The mother needs to go to court and get a court order so the babies can't be removed from her. The American laws are weird surely no court would allow the intended parents to rock up a year later and take the twins from the women who has looked after them.
It's not that simple in the USA, I don't pretend to understand all the legal nuances but basically the laws and surrogacy contracts are heavily weighted against surrogate mothers, precisely because commissioning parents want to be guaranteed to get their baby.
I've been following this case on Tiktok too, I think because obviously there is a legal process going on, she isn't posting many updates at present.
But this isn't the first such case by any means, I have seen several in the news.

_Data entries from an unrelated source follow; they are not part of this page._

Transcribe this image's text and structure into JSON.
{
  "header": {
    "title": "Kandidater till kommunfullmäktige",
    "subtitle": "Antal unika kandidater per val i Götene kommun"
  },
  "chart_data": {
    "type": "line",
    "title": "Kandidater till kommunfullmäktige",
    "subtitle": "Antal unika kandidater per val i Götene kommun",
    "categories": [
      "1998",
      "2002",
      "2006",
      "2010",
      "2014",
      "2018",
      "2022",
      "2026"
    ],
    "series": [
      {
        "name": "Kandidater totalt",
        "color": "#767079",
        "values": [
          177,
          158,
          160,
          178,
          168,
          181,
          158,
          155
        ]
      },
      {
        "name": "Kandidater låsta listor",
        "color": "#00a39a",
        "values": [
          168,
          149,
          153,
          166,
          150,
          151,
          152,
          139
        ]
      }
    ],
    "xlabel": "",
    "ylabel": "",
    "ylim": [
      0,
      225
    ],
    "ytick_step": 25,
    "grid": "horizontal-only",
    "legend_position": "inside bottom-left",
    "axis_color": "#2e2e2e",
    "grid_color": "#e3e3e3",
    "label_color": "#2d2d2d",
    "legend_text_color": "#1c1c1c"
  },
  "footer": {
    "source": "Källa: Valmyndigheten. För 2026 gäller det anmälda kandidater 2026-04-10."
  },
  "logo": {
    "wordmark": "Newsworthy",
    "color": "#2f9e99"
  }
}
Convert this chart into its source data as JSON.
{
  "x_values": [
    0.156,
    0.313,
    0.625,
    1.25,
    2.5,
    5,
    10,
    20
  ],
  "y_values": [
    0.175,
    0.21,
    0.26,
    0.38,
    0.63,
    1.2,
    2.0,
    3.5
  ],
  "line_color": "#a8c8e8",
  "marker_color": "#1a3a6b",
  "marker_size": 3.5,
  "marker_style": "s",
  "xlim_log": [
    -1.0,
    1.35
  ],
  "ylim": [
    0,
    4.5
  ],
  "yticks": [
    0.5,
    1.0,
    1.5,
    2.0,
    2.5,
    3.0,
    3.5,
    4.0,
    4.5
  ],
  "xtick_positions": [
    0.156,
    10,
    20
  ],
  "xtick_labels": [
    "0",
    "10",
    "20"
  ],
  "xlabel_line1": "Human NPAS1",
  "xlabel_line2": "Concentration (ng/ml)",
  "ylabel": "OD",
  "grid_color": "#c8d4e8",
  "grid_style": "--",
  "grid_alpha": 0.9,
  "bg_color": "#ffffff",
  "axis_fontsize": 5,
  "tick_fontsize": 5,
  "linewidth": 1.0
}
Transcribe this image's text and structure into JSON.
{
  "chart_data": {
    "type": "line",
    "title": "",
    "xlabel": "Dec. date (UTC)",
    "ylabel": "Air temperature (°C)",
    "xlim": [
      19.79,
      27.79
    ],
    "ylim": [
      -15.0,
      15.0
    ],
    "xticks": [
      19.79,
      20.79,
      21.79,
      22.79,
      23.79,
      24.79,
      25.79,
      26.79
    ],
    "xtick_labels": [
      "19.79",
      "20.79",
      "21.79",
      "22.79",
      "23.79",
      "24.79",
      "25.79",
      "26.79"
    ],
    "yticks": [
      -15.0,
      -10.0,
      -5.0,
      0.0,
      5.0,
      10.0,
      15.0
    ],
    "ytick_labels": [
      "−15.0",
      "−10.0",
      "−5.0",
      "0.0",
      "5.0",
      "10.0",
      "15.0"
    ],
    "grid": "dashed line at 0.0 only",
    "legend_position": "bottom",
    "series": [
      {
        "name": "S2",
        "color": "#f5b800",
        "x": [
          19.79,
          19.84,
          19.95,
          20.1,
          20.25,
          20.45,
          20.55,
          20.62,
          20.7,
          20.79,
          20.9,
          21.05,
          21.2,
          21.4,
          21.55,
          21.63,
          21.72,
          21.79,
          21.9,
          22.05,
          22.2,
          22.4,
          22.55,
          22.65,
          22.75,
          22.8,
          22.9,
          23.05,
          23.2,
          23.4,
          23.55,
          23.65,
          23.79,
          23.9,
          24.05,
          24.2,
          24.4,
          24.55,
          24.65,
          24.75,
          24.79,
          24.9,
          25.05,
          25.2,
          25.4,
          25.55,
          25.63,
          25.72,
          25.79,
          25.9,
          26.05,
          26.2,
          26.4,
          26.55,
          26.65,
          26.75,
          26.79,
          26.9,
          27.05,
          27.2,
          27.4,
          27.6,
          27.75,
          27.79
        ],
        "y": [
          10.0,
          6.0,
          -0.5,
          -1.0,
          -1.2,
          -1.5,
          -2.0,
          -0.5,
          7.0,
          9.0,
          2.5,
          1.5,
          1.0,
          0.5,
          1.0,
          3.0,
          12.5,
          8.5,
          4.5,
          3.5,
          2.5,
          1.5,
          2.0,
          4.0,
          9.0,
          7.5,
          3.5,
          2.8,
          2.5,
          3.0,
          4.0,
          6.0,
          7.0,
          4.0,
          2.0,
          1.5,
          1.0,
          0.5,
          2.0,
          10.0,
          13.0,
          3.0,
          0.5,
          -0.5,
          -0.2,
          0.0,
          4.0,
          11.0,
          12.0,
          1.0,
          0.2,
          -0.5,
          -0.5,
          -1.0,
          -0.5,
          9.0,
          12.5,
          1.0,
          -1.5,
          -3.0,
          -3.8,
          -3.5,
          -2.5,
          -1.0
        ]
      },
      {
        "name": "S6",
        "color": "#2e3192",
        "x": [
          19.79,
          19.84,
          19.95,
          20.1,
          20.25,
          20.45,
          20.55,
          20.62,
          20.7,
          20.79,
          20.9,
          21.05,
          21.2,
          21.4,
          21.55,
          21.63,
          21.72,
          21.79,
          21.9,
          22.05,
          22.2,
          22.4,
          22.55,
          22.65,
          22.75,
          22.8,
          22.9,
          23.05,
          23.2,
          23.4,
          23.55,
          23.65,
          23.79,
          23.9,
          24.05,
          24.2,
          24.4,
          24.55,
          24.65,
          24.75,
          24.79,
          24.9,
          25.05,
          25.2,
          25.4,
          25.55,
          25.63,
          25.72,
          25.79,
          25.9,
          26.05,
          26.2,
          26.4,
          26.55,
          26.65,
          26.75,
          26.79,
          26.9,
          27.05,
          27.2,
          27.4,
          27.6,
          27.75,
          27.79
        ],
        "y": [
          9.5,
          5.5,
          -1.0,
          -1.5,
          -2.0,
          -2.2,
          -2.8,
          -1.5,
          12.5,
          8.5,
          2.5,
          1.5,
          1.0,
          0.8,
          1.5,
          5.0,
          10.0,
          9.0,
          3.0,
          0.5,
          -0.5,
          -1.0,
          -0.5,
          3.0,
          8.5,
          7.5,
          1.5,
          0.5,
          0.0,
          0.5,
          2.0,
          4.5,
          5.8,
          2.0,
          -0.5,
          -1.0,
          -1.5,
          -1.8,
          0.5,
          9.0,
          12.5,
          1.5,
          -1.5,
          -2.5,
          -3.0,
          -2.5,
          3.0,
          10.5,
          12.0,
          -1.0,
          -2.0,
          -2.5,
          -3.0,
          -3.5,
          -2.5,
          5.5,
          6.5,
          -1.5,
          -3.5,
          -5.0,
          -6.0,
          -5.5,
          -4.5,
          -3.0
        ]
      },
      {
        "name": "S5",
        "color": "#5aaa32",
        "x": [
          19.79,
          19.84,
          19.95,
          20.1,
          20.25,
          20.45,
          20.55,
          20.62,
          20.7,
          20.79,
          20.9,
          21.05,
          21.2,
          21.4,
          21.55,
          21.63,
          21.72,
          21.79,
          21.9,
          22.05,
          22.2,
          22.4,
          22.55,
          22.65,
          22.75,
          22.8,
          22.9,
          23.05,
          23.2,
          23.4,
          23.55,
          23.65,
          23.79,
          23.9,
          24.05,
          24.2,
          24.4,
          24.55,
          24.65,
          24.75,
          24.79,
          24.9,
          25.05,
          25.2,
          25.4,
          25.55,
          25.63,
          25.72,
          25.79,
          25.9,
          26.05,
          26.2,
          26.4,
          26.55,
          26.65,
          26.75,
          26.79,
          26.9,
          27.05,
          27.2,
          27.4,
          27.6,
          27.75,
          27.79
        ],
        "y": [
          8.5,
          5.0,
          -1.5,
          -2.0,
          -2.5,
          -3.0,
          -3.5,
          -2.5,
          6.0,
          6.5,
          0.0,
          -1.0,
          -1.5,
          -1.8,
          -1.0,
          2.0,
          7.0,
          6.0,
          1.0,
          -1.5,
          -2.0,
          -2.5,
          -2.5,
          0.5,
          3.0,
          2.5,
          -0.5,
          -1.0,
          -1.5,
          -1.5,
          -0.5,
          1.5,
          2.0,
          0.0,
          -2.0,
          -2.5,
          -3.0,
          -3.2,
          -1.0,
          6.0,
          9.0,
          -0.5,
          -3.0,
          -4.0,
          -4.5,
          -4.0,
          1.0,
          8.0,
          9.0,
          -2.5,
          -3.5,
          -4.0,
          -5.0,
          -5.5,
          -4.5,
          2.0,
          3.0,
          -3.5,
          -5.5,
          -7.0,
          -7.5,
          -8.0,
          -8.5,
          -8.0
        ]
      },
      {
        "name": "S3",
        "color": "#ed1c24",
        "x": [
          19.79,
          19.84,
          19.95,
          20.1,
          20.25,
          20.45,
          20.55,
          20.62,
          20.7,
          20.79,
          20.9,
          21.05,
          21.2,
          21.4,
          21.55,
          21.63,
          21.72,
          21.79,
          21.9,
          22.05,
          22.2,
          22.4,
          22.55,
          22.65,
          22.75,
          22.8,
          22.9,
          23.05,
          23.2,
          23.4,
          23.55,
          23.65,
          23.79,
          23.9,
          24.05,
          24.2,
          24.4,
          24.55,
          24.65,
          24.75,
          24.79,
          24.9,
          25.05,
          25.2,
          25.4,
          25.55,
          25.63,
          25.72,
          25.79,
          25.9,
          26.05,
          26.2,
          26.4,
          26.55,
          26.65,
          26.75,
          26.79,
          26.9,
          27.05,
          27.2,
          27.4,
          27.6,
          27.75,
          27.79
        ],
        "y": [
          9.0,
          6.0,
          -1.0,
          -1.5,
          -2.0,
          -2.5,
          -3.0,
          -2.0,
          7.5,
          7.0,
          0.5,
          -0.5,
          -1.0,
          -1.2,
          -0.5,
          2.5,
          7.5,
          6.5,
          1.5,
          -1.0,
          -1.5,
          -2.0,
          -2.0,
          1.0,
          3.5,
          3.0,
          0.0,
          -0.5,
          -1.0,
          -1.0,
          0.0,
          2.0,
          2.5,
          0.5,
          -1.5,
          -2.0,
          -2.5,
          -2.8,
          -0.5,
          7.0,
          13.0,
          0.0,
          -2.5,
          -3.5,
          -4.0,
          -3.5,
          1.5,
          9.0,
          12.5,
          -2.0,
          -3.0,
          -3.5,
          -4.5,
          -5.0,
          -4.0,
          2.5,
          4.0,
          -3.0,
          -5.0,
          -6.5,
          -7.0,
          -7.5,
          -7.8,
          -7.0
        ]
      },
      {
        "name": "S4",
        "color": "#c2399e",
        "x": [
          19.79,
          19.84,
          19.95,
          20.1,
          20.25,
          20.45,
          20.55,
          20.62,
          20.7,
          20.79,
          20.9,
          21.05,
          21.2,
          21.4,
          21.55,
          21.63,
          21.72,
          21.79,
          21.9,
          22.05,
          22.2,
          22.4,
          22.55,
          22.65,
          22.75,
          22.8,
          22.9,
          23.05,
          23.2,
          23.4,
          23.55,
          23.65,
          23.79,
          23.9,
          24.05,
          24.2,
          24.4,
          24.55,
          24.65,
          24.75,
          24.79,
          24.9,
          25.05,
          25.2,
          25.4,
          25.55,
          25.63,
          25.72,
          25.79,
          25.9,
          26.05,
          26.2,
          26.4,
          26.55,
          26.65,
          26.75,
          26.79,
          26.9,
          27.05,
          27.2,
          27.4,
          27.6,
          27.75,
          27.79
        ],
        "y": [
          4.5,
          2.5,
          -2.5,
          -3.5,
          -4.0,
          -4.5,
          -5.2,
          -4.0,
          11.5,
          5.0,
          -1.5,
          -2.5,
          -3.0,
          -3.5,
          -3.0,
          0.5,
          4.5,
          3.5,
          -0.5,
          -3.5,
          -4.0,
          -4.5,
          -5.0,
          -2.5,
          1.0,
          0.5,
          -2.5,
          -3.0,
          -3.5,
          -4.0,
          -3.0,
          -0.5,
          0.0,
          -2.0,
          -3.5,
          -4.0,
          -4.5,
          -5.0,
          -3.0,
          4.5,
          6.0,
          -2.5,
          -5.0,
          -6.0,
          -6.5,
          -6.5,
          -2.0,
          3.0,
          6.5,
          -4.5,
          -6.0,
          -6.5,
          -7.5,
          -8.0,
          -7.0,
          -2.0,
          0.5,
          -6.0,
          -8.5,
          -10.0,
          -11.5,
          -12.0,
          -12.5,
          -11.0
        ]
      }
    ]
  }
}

Obviously covid caused a few but I don't think that is the reason why this commissioning parent hasn't rocked up to collect.
In USA when babies are born contracted by international parents the baby will automatically have citizenship, and immigration laws mean the parents will have rights thanks to their baby. So it is not uncommon, especially among Chinese, to have babies for citizenship reasons. I'll look out an article I saw that explains it better.
Meanwhile there was another baby that was with a "nanny" for over a year before his Scottish parents collected. There was talk of covid and difficulties with paperwork, but I don't buy it, British citizens who have purchased babies abroad don't usually have too much difficulty bring the baby home.
And at the start of the Ukraine war when there were news stories about surrogate born babies in bomb shelters, there were film shots of babies that clearly weren't newborns, about six months by my estimation - why hadn't they been collected?